Sudan appoints US ambassador for first time in quarter-century

The move comes after a deal in December to exchange diplomats amid improving relations since the downfall of Omar Al Bashir

Sudan's Prime Minister Abdalla Hamdok and German Chancellor Angela Merkel (not pictured) address the media at the Chancellery in Berlin, Germany, February 14, 2020. REUTERS/Hannibal Hanschke

Sudan has appointed its first ambassador to the United States for almost a quarter of a century, its foreign ministry said on Monday, in a move to normalise relations after decades of hostilities.

Both countries pledged to improve ties after the fall of veteran ruler Omar Al Bashir in an uprising a year ago.

The Sudanese foreign ministry said it had chosen Noureldin Sati, a veteran diplomat, as ambassador in Washington and that US authorities had approved his nomination.

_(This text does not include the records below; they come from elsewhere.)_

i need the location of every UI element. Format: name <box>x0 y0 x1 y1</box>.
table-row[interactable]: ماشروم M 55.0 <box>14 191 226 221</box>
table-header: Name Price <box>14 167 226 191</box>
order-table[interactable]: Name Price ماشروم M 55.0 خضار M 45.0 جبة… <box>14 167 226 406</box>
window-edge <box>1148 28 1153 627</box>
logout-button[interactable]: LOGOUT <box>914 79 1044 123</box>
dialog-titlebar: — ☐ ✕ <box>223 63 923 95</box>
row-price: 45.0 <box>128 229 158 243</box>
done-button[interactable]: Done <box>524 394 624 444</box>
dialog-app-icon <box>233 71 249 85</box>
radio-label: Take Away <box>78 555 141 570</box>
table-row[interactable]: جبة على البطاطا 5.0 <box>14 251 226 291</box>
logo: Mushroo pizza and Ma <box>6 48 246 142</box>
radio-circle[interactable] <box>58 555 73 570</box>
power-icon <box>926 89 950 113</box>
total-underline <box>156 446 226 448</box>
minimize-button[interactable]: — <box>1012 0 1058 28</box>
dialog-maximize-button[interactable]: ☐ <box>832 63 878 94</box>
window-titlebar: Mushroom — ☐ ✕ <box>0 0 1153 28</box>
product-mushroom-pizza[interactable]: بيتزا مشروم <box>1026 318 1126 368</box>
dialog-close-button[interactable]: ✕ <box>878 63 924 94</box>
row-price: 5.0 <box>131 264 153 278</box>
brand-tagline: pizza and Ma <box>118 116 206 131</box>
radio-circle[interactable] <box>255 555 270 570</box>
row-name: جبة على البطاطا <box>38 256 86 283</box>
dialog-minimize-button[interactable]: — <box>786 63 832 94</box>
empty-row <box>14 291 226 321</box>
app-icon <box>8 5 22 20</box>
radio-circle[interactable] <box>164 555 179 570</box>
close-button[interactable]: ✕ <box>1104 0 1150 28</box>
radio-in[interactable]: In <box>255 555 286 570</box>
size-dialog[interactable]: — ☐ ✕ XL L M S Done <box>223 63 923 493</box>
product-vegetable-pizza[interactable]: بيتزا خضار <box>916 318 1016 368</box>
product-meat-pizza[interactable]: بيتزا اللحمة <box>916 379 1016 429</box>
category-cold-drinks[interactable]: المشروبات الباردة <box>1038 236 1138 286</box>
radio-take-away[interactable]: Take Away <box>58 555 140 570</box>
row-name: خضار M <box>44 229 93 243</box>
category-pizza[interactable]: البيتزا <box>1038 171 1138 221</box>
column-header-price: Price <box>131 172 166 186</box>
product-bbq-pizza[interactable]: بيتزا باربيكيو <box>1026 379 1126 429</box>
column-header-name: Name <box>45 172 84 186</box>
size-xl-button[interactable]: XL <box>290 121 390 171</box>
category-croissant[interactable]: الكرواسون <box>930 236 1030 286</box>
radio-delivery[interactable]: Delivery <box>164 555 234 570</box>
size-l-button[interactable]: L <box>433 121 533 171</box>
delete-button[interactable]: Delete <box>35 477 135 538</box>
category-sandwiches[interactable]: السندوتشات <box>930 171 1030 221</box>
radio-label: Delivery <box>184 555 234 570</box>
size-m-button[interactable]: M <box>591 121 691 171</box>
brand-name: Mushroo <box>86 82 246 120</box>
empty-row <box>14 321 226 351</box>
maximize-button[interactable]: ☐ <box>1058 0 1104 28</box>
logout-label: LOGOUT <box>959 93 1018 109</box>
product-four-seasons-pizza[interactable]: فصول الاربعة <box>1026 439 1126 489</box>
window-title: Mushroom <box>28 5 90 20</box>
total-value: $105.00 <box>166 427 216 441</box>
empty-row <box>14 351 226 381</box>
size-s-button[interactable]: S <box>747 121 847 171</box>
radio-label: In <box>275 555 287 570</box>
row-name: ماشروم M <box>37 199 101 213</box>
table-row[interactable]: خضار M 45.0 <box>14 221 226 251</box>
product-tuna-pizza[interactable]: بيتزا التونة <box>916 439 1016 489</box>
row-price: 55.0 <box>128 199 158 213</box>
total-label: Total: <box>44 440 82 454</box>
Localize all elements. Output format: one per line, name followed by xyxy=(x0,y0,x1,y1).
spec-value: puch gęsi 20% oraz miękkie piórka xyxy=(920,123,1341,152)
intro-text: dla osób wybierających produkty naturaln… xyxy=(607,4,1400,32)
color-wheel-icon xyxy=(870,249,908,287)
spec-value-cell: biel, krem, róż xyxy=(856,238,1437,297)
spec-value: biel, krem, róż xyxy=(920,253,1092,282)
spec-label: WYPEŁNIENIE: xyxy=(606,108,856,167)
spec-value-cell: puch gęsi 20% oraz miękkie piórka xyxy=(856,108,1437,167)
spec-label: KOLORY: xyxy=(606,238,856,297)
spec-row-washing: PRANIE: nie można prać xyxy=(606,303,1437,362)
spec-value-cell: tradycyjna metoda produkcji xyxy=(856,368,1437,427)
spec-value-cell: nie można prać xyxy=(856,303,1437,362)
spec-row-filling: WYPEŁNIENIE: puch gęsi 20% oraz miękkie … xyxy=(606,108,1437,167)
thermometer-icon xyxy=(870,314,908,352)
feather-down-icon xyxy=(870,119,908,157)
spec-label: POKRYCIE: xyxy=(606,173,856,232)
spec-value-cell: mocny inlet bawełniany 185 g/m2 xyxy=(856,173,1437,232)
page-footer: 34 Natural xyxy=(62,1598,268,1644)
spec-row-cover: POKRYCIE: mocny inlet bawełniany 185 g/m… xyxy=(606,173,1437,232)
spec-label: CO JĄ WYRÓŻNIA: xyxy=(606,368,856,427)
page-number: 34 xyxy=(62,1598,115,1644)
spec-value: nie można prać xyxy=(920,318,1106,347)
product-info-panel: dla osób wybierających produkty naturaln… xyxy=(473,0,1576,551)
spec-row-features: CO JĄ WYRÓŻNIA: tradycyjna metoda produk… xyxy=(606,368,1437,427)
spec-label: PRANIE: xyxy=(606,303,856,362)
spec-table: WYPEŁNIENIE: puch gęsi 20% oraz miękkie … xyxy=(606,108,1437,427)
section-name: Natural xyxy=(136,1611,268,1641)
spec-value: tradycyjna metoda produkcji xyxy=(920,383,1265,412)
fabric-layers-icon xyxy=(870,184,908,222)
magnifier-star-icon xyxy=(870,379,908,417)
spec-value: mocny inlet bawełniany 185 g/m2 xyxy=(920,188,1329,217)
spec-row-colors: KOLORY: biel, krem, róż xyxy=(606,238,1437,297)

A State Department representative declined to comment on plans to appoint its own ambassador to Sudan. He said the department did not have specific information on the timing for that but called the decision made in December to exchange ambassadors "a historic step".

Both countries have, for almost a quarter of a century, appointed only charge d'affaires, a diplomatic rank under an ambassador, to run their embassies in Washington and Khartoum.

In December, US Secretary of State Mike Pompeo said the two countries would exchange ambassadors. The US ambassador would be announced by President Donald Trump and needs to be confirmed by the US Senate.

The US government added Sudan to its list of state sponsors of terrorism in 1993 over allegations that Al Bashir’s government was supporting militant groups, leaving Sudan ineligible for badly needed debt relief and financing from the International Monetary Fund and World Bank. There have been growing international calls for the US to drop the sanctions over the coronavirus pandemic.

Last year, a senior State Department official said the United States might remove Sudan from the list but the US Congress needed to ratify such a move.

The State Department representative declined to comment on internal US government deliberations on where the talks are about Sudan being removed from the list but added that the two countries remain engaged in active discussions.

"Compensation for the victims of terrorism remains a priority for the US government. The United States and Sudan continue to engage regarding certain terrorism-related claims," the spokesperson said.

Prime Minister Abdalla Hamdok on Monday said he was close to solving an issue over appointing civilian governors to the country’s 18 provinces – a key issue in negotiations to end long-running conflicts in several areas of the country.

Currently, military-appointed generals oversee the running of the country’s districts but thanks to a deal between the civilian and military leadership last August Mr Hamdok will present civilian candidates after talks with rebel groups as part of a series of peace deals he is trying to negotiate to bring peace to Sudan.

He praised the work of the military generals “in difficult circumstances”.

The prime minister said he wants to “create an atmosphere in which the people of the states feel the revolution and [that there is] real change. They didn't feel it yet … Of course, we will reach that very soon, as part of the challenges that are discussed in the context of achieving a lasting peace that addresses the roots of the crisis in all states.”

The prime minister is already behind the six-month schedule to negotiate the peace deal with armed factions as laid out in the August political deal with the military for Sudan to transition to democracy over 39 months.

Separately, Egypt on Monday sent four cargo planes loaded with medical equipment to Khartoum to handle the coronavirus pandemic. Egypt said it was in light of medicine shortages caused by the country’s economic crisis and aimed to help Sudan contain the spread of the virus in the country where there is already 678 confirmed cases and 41 deaths.